Mais uma vez, o apito permaneceu em silêncio. Este silêncio arbitral não é um simples erro humano; é um acúmulo de “detalhes” que, em conjunto, distorcem a justiça do campeonato. Como podemos explicar que protocolos tão rígidos sejam ignorados em momentos cruciais da temporada?
Uma conspiração sistêmica?
A frustração do clube catalão vai além de uma única partida. Faz parte de uma temporalidade suspeita. Poucos dias antes deste choque, Rafa Yuste tinha apresentado uma queixa oficial à Federação Espanhola (RFEF) sobre os erros de Juan Martinez Munuera durante a meia-final da Taça do Rei frente ao Atlético de Madrid, nomeadamente o cancelamento injustificado de um golo de Pau Cubarsi.
A resposta das autoridades parece quase irónica: enquanto ao Barça são negados golos válidos, o Real Madrid beneficia de duas grandes penalidades durante o jogo contra a Real Sociedad. A nomeação de Soto Grado para arbitrar o Barça logo após estas reclamações parece, para muitos, uma provocação ou uma tentativa deliberada de “colocar a equipa de Hansi Flick na linha”. O termo “perseguição sistemática” deixa de ser apenas um grito de torcedores, passa a ser uma hipótese de trabalho para a gestão do clube.
Autocrítica necessária: o outro lado da moeda
No entanto, Hansi Flick, um homem de rigor e pragmatismo, recusa-se a refugiar-se apenas atrás do álibi da arbitragem. Se o Barça perdeu foi também porque deu sinais de fragilidade interna. O altíssimo sistema de defesa, marca registrada do técnico alemão, é uma faca de dois gumes. Sem pressão constante e intensidade física constante, este bloqueio alto torna-se um “calcanhar de Aquiles” escancarado.
O rápido empate do Girona, depois de Cubarsi abrir o marcador, destacou uma culpável falta de concentração. Na ausência de Pedri, o mestre de jogo das Canárias, o médio perdeu a capacidade de ditar o ritmo. Sem esta pausa criativa, o Barça se precipitou para um jogo de transição selvagem que acabou desgastando-o. Espera-se o retorno de Pedri na próxima semana como o messias para restaurar esse equilíbrio quebrado.
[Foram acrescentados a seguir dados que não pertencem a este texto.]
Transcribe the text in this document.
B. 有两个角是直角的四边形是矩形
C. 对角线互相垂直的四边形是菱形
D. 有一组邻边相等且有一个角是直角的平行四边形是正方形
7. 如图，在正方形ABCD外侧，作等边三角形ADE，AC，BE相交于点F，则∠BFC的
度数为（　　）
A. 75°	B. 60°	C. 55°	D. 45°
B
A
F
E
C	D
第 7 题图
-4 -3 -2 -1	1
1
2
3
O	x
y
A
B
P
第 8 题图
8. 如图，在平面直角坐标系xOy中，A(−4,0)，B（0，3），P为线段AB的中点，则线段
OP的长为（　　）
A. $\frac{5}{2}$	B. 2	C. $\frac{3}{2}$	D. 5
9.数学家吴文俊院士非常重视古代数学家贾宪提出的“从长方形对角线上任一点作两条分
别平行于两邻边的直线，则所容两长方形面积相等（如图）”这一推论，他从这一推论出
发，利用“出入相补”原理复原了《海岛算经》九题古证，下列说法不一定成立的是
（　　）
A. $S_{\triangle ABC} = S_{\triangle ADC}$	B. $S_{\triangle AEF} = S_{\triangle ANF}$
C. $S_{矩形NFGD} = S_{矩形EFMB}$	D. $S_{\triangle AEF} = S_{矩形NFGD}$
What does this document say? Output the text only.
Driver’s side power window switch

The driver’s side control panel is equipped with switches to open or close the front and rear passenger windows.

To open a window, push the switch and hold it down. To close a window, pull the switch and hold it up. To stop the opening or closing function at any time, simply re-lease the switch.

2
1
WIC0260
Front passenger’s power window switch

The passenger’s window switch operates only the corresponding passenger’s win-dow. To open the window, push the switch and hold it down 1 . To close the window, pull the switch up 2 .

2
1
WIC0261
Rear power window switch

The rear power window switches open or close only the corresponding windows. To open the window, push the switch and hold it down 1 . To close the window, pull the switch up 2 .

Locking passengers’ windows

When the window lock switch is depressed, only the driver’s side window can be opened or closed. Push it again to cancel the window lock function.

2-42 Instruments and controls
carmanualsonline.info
A maturidade da Masia na tempestade
No meio deste caos, permanece um raio de esperança: a maturidade excepcional dos jovens talentos. Com apenas 19 anos, Pau Cubarsi demonstrou uma sabedoria que alguns veteranos não possuem. Declarando após a partida:“Todos viram o que aconteceu, mas não devemos criticar o árbitro. Precisamos olhar no espelho porque sofremos gols evitáveis.”, ele mostrou o caminho para a resiliência.
Esta atitude profissional honra a instituição, mas não deve obscurecer a realidade política do futebol espanhol. O Barça está sozinho contra todos. Para vencer esta La Liga, os catalães terão de ser não só melhores que os seus adversários, mas também mais fortes que os erros (ou intenções) de quem segura o apito.
O caminho para o título parece o caminho da cruz. Entre um Real Madrid que parece beneficiar de um vento favorável e um corpo de arbitragem sob ataque de críticas, o FC Barcelona deve transformar a sua raiva em energia criativa. A “força negra” mencionada pelos líderes pode ser real, mas o puro talento desta nova geração, se conseguir apagar os seus erros defensivos, continua a ser o melhor remédio contra a injustiça.
A temporada ainda é longa e, no final, muitas vezes é a verdade no terreno que acaba triunfando, mesmo que tenha que derrubar muros de indiferença.